This section presents a simulation model that uses the workflow of valve maintenance activities for the main turbine system with the developed handoff model for assessing the impact of late communications on workflow delays. Valve maintenance is a critical activity that needs work teams to enter the containment for conducting maintenance activities. Moreover, work teams need additional handoff activities (i.e., technical briefing, dosimetry checking, tool pick-up/return, and check available work package) in the radiation protection island before and after the scheduled tasks. However, the radiation protection island is a compact place where different workstations should be shared among all work teams (i.e., work teams cannot pick-up tools if another work team has already occupied the tool pick-up station). Thus, communication between supervisor and work teams are important to deliver the message and avoid additional waiting times during handoff. The authors have introduced a substantially comprehensive handoff process model to considerably understand how the late communication affect the handoff processes and eventually lead to workflow delays. Figure 7 visualizes the overall workflow for this scenario. In this scenario, workers have to go through the indoor workspace and complete the handoff processes to get prepared for the valve maintenance activities at Sites A and B.
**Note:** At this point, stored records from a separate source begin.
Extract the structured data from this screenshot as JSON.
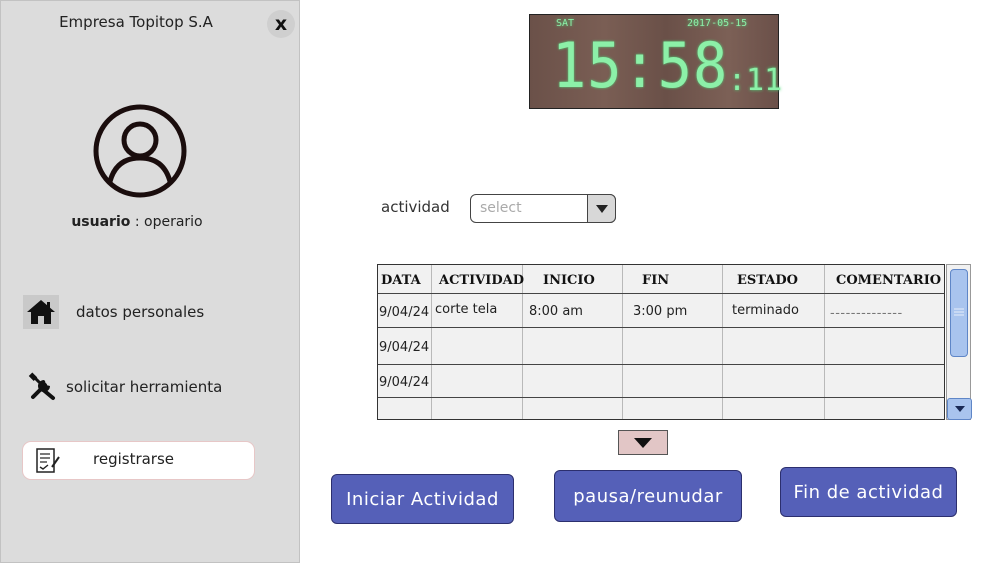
{
  "sidebar": {
    "company": "Empresa Topitop S.A",
    "close_label": "x",
    "user_role_label": "usuario",
    "user_role_sep": " : ",
    "user_role_value": "operario",
    "items": [
      {
        "label": "datos personales",
        "icon": "home-icon"
      },
      {
        "label": "solicitar herramienta",
        "icon": "tools-icon"
      },
      {
        "label": "registrarse",
        "icon": "form-check-icon"
      }
    ]
  },
  "clock": {
    "day": "SAT",
    "date": "2017-05-15",
    "time": "15:58",
    "seconds": ":11"
  },
  "activity": {
    "label": "actividad",
    "placeholder": "select"
  },
  "table": {
    "headers": [
      "DATA",
      "ACTIVIDAD",
      "INICIO",
      "FIN",
      "ESTADO",
      "COMENTARIO"
    ],
    "rows": [
      [
        "9/04/24",
        "corte tela",
        "8:00 am",
        "3:00 pm",
        "terminado",
        "--------------"
      ],
      [
        "9/04/24",
        "",
        "",
        "",
        "",
        ""
      ],
      [
        "9/04/24",
        "",
        "",
        "",
        "",
        ""
      ],
      [
        "",
        "",
        "",
        "",
        "",
        ""
      ]
    ]
  },
  "buttons": {
    "start": "Iniciar Actividad",
    "pause": "pausa/reunudar",
    "end": "Fin de actividad"
  },
  "colors": {
    "sidebar_bg": "#dcdcdc",
    "button_bg": "#5560b8",
    "clock_digits": "#8cf0a8",
    "scroll_accent": "#a9c4ee"
  }
}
The tasks simulated in the experiment are valve maintenance at Sites A and B and handoff at an indoor workspace. Figure 8 visualizes the entire as-designed workflow at Sites A and B. Blocks with the same color are the tasks using the same labor team (i.e., insulator––black; electrician––blue; mechanic––orange). Tasks sharing the same team cannot be executed simultaneously. The detailed task information is presented in Fig. 8 and Table 4.

The indoor workspace (see Fig. 9) simulates the handoff processes within the radiation protection island and prepare work teams for working within the containment. Such handoff processes include checking available work packages, dosimetry checking, getting technical debrief, and picking up tools (e.g., earplugs). All work teams should go through a specific handoff process (different work teams will have a different sequence of station visiting) in an indoor workspace to be ready to work inside the containment for valve maintenance. Table 5 illustrates all sequences of station visiting for work teams while entering or exiting the indoor workspace.

Once a work team completes a task and travel back from the containment, all team members should go through certain processes in the radiation protection island for dosimetry checking, drop off tools, and check other available work packages. According to the practice of handoff processes among tasks, the authors found out from the interview that workers may have different objectives before/after they start working on scheduled tasks. Thus, different work teams may have different moving patterns in the indoor workspace during handoff. For example, the insulator typically goes to Station 4 first to check the work packages; next goes to Station 1 for dosimetry checking and picks up their tools at Station 2; then goes to Station 3 for technical debrief before they enter into the containment. However, the mechanic does not need to go to Station 1 for dosimetry checking before entering the containment. The time that each work team spends at different stations may also be different from one another. Table 6 presents a detailed handoff activity information for different work teams.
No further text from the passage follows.